Parents battle ‘state‑sponsored sterilisation’ of trans children The Sunday Times 28.10.19
The original article is here.
More than 30 families with transgender children are to lobby the government and the NHS against what they claim is “coerced medicalisation” — propelling vulnerable young people convinced they are the wrong gender towards treatments that risk leaving them infertile.
The group, provisionally called Our Duty, was formed after one mother went public to describe gender reassignment medication and surgery for those with autism or psychological problems as “state-sponsored sterilisation”.
The mother, whose daughter has attention deficit hyperactivity disorder (ADHD) and autistic traits and believes she is male, was speaking in London to governors at the only NHS trust specialising in the treatment of transgender young people.
Doctors at the Tavistock and Portman NHS Foundation Trust, which houses the Gender Identity Development Service (Gids), have agreed to meet the group this week. The meeting, believed to be a first, follows a difficult year for the trust, including a report in which staff raised serious ethical concerns.
The clinic already faces a challenge from Sue Evans, a Gids psychotherapist from 2003 to 2007, who plans to ask the courts to say that children cannot give informed consent to “radical experimental medical treatment” such as hormones to block puberty. The hormones are prescribed from age 11 and are often followed by cross-sex hormones at the age of 16, creating a risk of infertility.
The parents are determined to fight what they call the automatic “affirmation” model that discourages professionals from questioning young people who say they want to change gender. They say other possible causes of distress are rarely investigated.
Nearly all of the parents in the group have children who “suddenly” identified as transgender. The parents fear some are simply gay and have been persuaded that the confusion they feel about their sexuality is a sign they were born “trapped in the wrong body”.

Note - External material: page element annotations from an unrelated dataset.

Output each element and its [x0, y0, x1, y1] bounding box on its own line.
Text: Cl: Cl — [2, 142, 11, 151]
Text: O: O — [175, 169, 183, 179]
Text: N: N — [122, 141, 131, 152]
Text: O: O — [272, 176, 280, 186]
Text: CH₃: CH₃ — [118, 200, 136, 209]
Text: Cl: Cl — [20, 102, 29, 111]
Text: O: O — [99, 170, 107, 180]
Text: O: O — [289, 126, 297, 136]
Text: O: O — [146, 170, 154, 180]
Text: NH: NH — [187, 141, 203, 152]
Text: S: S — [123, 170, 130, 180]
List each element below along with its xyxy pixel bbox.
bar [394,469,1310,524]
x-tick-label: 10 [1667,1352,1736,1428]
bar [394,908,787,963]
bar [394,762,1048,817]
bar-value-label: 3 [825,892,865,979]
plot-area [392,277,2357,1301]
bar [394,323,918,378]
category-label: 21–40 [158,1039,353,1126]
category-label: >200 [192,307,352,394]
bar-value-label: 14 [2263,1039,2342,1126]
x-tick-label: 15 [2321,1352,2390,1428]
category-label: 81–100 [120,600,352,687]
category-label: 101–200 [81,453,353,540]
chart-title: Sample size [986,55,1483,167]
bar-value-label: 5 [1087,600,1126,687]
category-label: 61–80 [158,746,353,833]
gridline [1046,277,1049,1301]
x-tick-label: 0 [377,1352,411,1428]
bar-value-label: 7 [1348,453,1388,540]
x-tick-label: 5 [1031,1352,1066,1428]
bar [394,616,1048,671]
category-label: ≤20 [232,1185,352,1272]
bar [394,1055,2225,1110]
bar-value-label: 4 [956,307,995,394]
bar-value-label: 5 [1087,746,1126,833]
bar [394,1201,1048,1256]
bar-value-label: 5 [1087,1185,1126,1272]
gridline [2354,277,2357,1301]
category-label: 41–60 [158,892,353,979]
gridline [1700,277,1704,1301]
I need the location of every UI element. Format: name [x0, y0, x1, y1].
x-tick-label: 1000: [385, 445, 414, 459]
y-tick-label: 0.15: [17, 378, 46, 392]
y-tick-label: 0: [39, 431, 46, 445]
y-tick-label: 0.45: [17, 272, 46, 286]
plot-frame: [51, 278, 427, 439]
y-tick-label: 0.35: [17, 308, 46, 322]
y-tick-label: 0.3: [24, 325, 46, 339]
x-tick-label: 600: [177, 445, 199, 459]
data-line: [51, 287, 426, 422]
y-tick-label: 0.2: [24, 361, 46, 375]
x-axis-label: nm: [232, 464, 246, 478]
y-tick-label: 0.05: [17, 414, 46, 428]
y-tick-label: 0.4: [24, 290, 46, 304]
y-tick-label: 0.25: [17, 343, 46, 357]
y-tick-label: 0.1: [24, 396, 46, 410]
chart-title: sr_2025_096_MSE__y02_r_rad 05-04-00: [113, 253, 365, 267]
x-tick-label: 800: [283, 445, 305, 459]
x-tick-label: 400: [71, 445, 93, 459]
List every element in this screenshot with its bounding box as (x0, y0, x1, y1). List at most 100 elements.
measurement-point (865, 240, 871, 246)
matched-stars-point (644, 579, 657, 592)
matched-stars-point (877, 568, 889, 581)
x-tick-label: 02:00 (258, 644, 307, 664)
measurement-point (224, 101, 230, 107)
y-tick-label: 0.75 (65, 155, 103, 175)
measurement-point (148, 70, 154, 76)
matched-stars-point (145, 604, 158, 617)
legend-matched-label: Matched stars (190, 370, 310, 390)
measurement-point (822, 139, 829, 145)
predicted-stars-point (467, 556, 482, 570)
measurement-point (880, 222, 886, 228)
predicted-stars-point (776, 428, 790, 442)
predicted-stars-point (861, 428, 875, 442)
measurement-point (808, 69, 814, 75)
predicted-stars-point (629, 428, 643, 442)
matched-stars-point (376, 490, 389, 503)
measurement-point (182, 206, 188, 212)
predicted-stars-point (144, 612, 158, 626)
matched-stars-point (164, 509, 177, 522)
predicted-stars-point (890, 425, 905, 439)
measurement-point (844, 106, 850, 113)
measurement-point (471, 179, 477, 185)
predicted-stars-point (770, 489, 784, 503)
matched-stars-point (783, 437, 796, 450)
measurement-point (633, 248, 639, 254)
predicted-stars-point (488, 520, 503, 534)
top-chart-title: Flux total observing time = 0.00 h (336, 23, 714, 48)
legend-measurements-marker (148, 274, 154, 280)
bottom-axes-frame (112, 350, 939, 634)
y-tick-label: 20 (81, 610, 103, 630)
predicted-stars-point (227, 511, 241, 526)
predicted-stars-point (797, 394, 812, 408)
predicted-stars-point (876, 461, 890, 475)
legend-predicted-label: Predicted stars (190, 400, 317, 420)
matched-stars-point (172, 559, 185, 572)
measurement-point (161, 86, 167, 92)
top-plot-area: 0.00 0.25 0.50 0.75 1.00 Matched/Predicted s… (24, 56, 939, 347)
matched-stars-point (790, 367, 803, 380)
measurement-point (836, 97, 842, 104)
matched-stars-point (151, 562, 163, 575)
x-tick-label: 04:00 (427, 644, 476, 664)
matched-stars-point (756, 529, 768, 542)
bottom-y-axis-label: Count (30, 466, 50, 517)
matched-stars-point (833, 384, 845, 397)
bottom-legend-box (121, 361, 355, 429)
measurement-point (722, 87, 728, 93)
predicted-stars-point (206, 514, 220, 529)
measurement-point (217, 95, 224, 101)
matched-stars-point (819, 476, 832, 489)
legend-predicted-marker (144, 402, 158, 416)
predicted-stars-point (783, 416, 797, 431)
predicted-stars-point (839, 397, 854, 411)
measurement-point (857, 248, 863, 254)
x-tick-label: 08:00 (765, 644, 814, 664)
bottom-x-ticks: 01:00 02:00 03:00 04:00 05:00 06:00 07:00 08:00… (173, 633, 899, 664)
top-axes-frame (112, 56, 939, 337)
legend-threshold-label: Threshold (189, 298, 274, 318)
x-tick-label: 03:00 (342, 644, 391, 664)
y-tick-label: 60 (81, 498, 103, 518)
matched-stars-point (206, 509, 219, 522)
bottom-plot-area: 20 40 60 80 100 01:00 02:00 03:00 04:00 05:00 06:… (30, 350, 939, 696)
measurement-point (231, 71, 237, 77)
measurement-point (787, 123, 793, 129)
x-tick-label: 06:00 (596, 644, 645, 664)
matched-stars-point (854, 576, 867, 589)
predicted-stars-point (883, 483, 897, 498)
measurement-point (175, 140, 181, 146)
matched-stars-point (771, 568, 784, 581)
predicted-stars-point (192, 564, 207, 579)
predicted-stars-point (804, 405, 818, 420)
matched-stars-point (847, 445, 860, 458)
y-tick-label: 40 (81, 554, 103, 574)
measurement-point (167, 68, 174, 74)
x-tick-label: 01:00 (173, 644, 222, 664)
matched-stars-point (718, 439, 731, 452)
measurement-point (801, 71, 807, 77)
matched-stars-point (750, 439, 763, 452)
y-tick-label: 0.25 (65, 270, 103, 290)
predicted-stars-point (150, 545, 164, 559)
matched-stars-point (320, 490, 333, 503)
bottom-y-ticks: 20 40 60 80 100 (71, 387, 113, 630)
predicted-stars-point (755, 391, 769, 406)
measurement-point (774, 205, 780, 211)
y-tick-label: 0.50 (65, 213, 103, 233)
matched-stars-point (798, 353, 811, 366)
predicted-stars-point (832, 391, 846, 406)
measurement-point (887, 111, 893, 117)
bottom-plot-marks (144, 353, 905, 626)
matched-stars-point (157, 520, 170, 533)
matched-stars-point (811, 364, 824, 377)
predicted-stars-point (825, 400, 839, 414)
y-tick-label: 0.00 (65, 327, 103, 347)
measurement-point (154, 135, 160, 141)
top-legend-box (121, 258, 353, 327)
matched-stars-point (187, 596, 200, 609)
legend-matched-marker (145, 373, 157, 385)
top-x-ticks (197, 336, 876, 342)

Some are on the autistic spectrum, reflecting statistics that show autistic young people are overrepresented among those identifying as transgender. Almost all the group are parents of daughters: 74% of referrals to Gids are girls, compared with 43% in 2010-11.
The parents say their children decided they were trans after spending time in internet chatrooms focused on gender identity, or were influenced by classmates and LGBT activist groups.
One mother lost her son to suicide in January. He became convinced he was a woman as his mental health broke down at the end of a heterosexual relationship. Aged 32 when he died, he had suffered depression and anxiety as a child and attempted suicide as a teenager.
The mother is adamant he was “persuaded” he was a woman during his mental health crisis. “It just doesn’t make any sense that hundreds of young vulnerable people with mental health issues like my son are being led by the LGBT lobby into the delusion they were born the wrong sex,” she said. “Then the medical profession are offering to fix their bodies instead of their minds.”
A father in the group said: “I couldn’t change my daughter’s mind so I have to change the minds of those doing this to her. My daughter is not transitioning, she is being transitioned by an LGBT cult and by medical professionals. If the mind is telling you the body is wrong, fix the mind, not the body.
“If they proceed to surgery we’re talking about removing healthy breasts and wombs from young women and functioning penises from young men to be replaced by extensions and inversions with high complication rates that require lifelong maintenance.”
He said his daughter went through puberty at 10 and developed large breasts — also reported in several other cases in the group — which he thinks may have made her feel uncomfortable about her body.
She came out as lesbian, then decided at 18 she was non-binary. He learnt his child was transgender from a school letter using male pronouns.
His daughter, now 20, has been prescribed the male hormone testosterone. “My heart dropped through my intestines when I found out,” the father said. “She’ll always be my little girl but her voice is deeper than mine.”
Some of the parents have been accused of being in denial. The Tavistock declined to comment.